Another common objective is enhancing air and naval presence and maneuverability in maritime spaces. In pursuit of their geostrategic priorities, these countries seek to establish and maintain presence in the Indian Ocean and the SCS to signal their interests and to enhance their capabilities in conducting operations at sea and maneuvering their forces in different conditions. For instance, China has extended its naval operations to the Indian Ocean and to the Western Pacific and its air operations to the ECS. This is consistent with its offshore interests and in response to the training requirements of its navy and air force. On the other hand, the United States maintains presence in the SCS through its freedom of navigation operations to challenge excessive maritime claims and in support of the initiative to transform its naval force into a more lethal force capable of maneuvering and surviving in adverse conditions. The expansion of the operational horizons of relatively new naval players in the region, such as China, heightens the risk of military encounters between naval vessels and military aircrafts. 

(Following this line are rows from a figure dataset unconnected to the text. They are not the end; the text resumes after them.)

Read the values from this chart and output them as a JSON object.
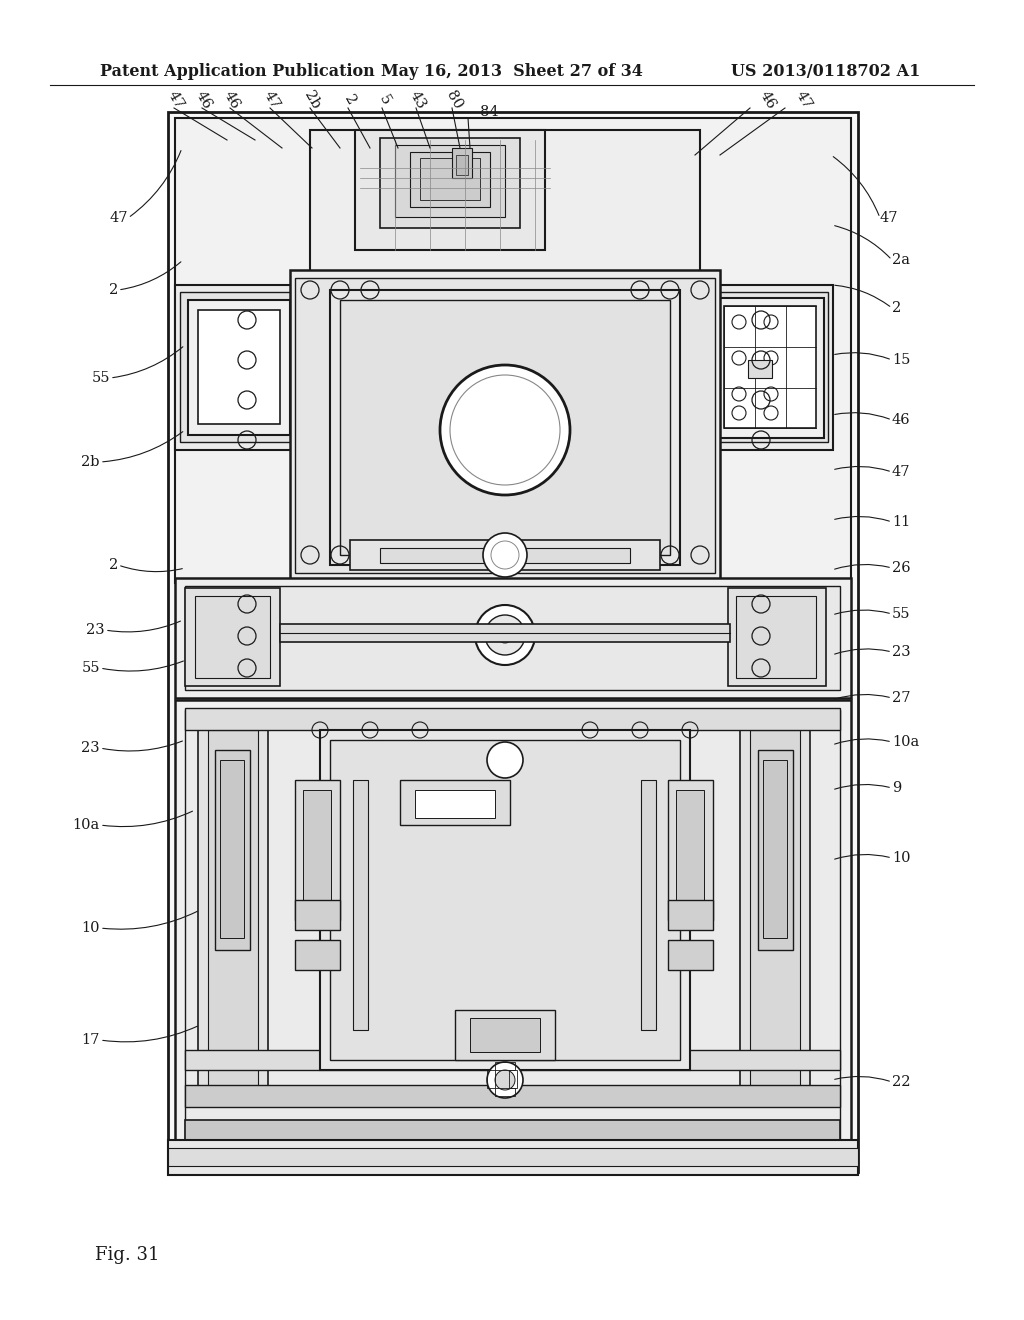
{
  "background_color": "#ffffff",
  "header_left": "Patent Application Publication",
  "header_center": "May 16, 2013  Sheet 27 of 34",
  "header_right": "US 2013/0118702 A1",
  "figure_label": "Fig. 31",
  "lc": "#1a1a1a",
  "tc": "#1a1a1a",
  "label_fontsize": 10.5,
  "header_fontsize": 11.5
}
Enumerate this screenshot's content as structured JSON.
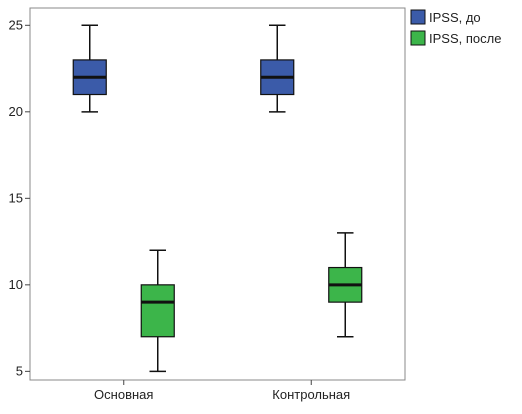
{
  "chart_data": {
    "type": "boxplot",
    "title": "",
    "xlabel": "",
    "ylabel": "",
    "ylim": [
      4.5,
      26
    ],
    "yticks": [
      5,
      10,
      15,
      20,
      25
    ],
    "categories": [
      "Основная",
      "Контрольная"
    ],
    "series": [
      {
        "name": "IPSS, до",
        "color": "#3b5ba9",
        "boxes": [
          {
            "category": "Основная",
            "min": 20,
            "q1": 21,
            "median": 22,
            "q3": 23,
            "max": 25
          },
          {
            "category": "Контрольная",
            "min": 20,
            "q1": 21,
            "median": 22,
            "q3": 23,
            "max": 25
          }
        ]
      },
      {
        "name": "IPSS, после",
        "color": "#3cb54a",
        "boxes": [
          {
            "category": "Основная",
            "min": 5,
            "q1": 7,
            "median": 9,
            "q3": 10,
            "max": 12
          },
          {
            "category": "Контрольная",
            "min": 7,
            "q1": 9,
            "median": 10,
            "q3": 11,
            "max": 13
          }
        ]
      }
    ],
    "legend_position": "top-right",
    "grid": false
  }
}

Finally, deterrence through force projection is another common objective among the maritime security strategies of these four countries. The objectives of naval and air power modernization and increased air and naval presence in the maritime domain are both in support of the higher objective of deterrence through force projection. The United States seeks to deter the adversaries of a free and open Indo-Pacific, China seeks to deter and resist aggression in support of its national rejuvenation, Russia seeks to deter aggression from the ocean and sea, and India seeks to deter conflict and coercion. Accordingly, these objectives are translated into concrete military activities in the maritime domain through the conduct of unilateral and joint maritime patrols and military exercises. All these unilateral expressions of interest in deterrence have their intended targets, thereby undermining confidence-building measures at the multilateral level. 

The maritime security objectives of the United States, China, Russia, and India reflect competing interests in establishing command of the sea which, as a zero-sum game, entails controlling a maritime space and preventing competitors from doing the same. Hence, their military activities raise tension in the regional security environment, increase military uncertainty and unpredictability, and contribute to their mutual distrust towards each other. 

Their maritime security objectives also run contrary to and risk undermining the objectives of the ADMM in establishing a maritime security regime. The ADI, AGMI, and AGAME promote transparency and regularity, the exercise of practical confidence-building measures, as well as the use of crisis management mechanisms to avoid operational miscalculations leading to all-out conflict. However, as indicated in their maritime strategies, the most powerful Plus countries value operational unpredictability and force projection to establish command of the sea in support of their respective security interests. In this regard, while there may an expression of support for this maritime security regime in the ADMM-Plus, these countries may find it difficult to observe common norms, rules, and procedures in actual scenarios of tension at sea. 

Conclusion

Through the comparison of the relative powers of the ADMM-Plus countries, an examination of the ADMM-Plus institutional design, and the identification of common objectives in the maritime security strategies of the most powerful Plus countries, this article identified structural, institutional, and geostrategic constraints in the establishment of a maritime security regime through the ADMM-Plus. These constraints highlight how the dynamics within the ADMM-Plus is different from the dynamics within the ADMM and could explain why despite an expression of interest and support in principle, the ADMM-Plus has not adopted the initiatives of the ADMM in establishing a maritime security regime. 

*Christian Vicedo is a security analyst based in Manila. His writings have appeared in The Diplomat, Pacific Forum PacNet, and the Eurasia Review.